The definitions of family businesses have been listed and analysed by several researchers (Brunåker, 1999; Chua et al., 1999; Johannisson & Huse, 2000). Westhead and Cowling (1998) concluded that there is no single generally agreed definition of family business, and the ongoing discussion on family business research illustrates the significance of that problematic issue. Sometimes it seems rather unproblematic to

define a firm that is a family business. However, the so called ‘grey areas’ between family businesses and non-family businesses highlight the existing challenges in defining family business. For example Westhead and Cowling (1998) found that the proportion of family businesses in the UK varied dramatically depending on the definitions used in studies. This illustrates well the unfortunate outcomes of the wide selection of different family business definitions.

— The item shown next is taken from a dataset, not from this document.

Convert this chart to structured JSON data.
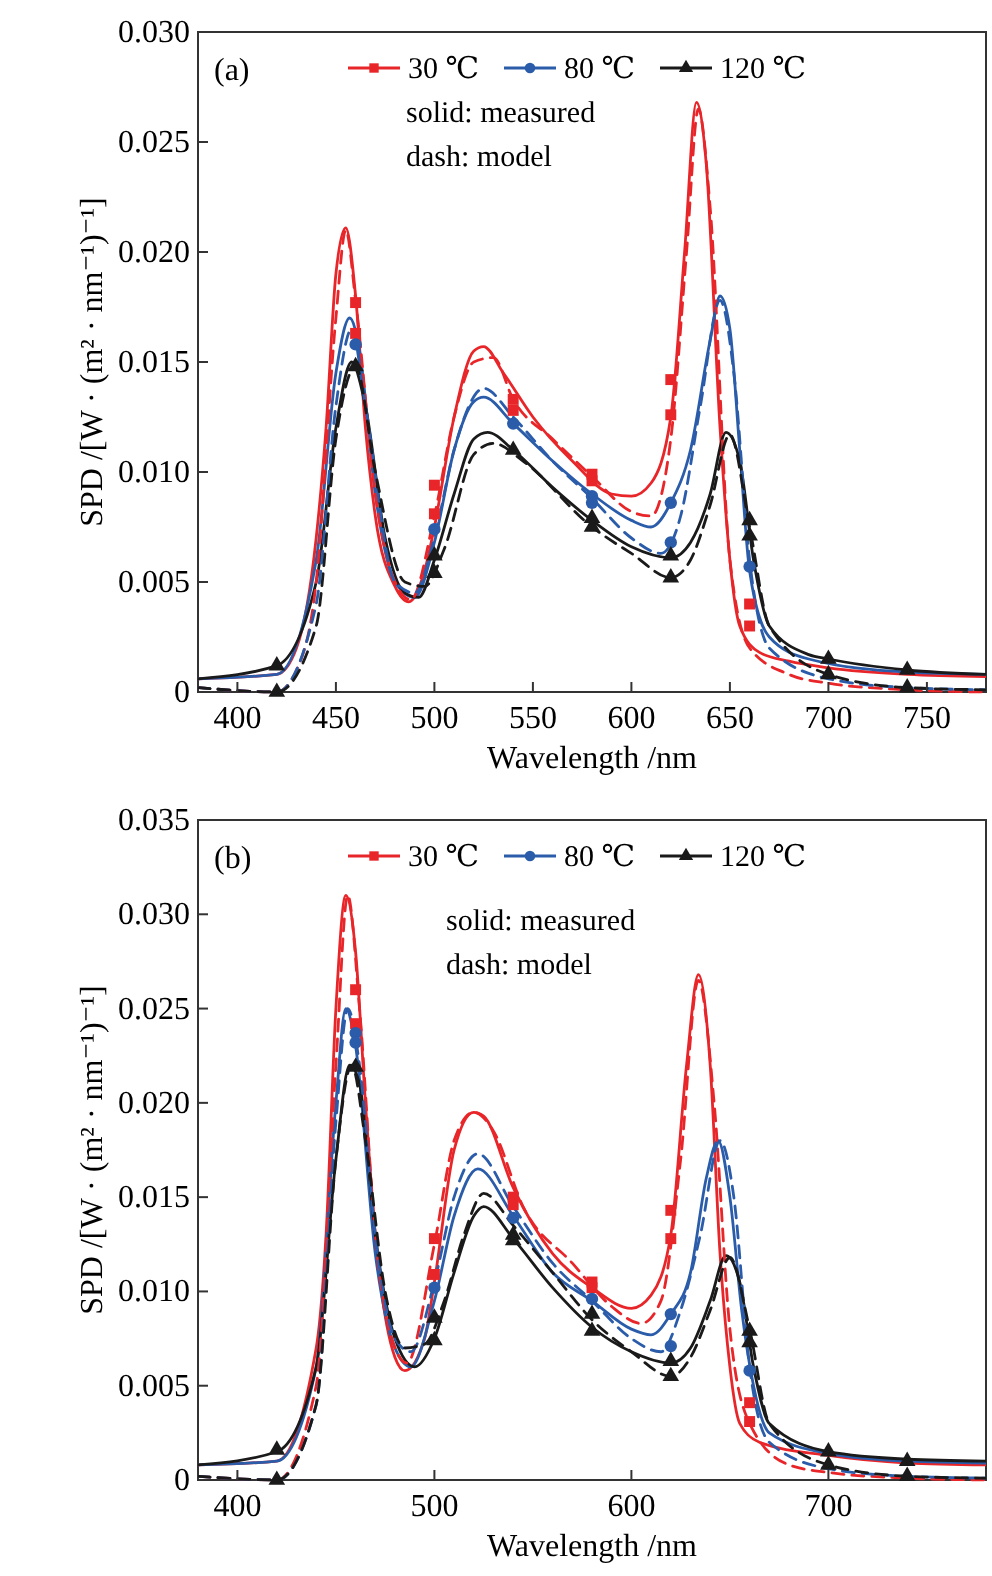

If we link the definition of ownership proposed in this study to the idea that family business is a business owned by a family, it will bring up some interesting opportunities. In that way the three circle model by Tagiuri & Davis (1996) would be complemented with defined ownership, not just with notion to legal ownership of shares. As mentioned earlier, one of the challenges in family business research is collective nature of the family. The potential bias in defining the family could be avoided by looking for the minimum representation that a family could have in a company, and still make it “a family company”. In Daily and Dollinger’s (1992) research, firms were treated as family businesses if two of more individuals with the same family name were listed as officers in the business and/or the top/key managers were related to the owner working in the business. This would give a base to state a definition of family business deriving from ownership concept. The suggested family business definition in this study is:

A business is a family business when minimum of two family members are having a relatively sustaining position of control in a company and when these family members feel that they are representing the family in ownership.

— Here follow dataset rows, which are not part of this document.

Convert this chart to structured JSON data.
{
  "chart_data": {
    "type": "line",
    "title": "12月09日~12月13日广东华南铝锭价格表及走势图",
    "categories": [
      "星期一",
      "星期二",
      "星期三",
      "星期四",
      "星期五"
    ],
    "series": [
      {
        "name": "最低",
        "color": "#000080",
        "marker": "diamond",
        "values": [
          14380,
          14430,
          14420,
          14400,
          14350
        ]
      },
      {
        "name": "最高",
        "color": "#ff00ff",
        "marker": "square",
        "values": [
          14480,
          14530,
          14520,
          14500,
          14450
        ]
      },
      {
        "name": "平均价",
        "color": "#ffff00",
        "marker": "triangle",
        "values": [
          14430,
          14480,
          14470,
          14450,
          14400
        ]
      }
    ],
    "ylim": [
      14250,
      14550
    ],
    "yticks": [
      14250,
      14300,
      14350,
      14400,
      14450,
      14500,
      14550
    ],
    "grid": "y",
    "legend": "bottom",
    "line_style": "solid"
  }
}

One interesting outcome of this definition will be that it would link the operational definitions used in family business research into a theory. In their extensive analysis of family business definitions, Westhead & Cowling (1998) found the following five elements in family business definitions: 1) family involvement/perceived to be a family business, 2) legal family ownership, 3) family management, 4) inter-generational ownership transition and 5) multiple conditions (that is, a combination of previous elements). It could be noted that these elements illustrate the operationalizations of a relatively sustaining position of control that a family has in a company, in a family business.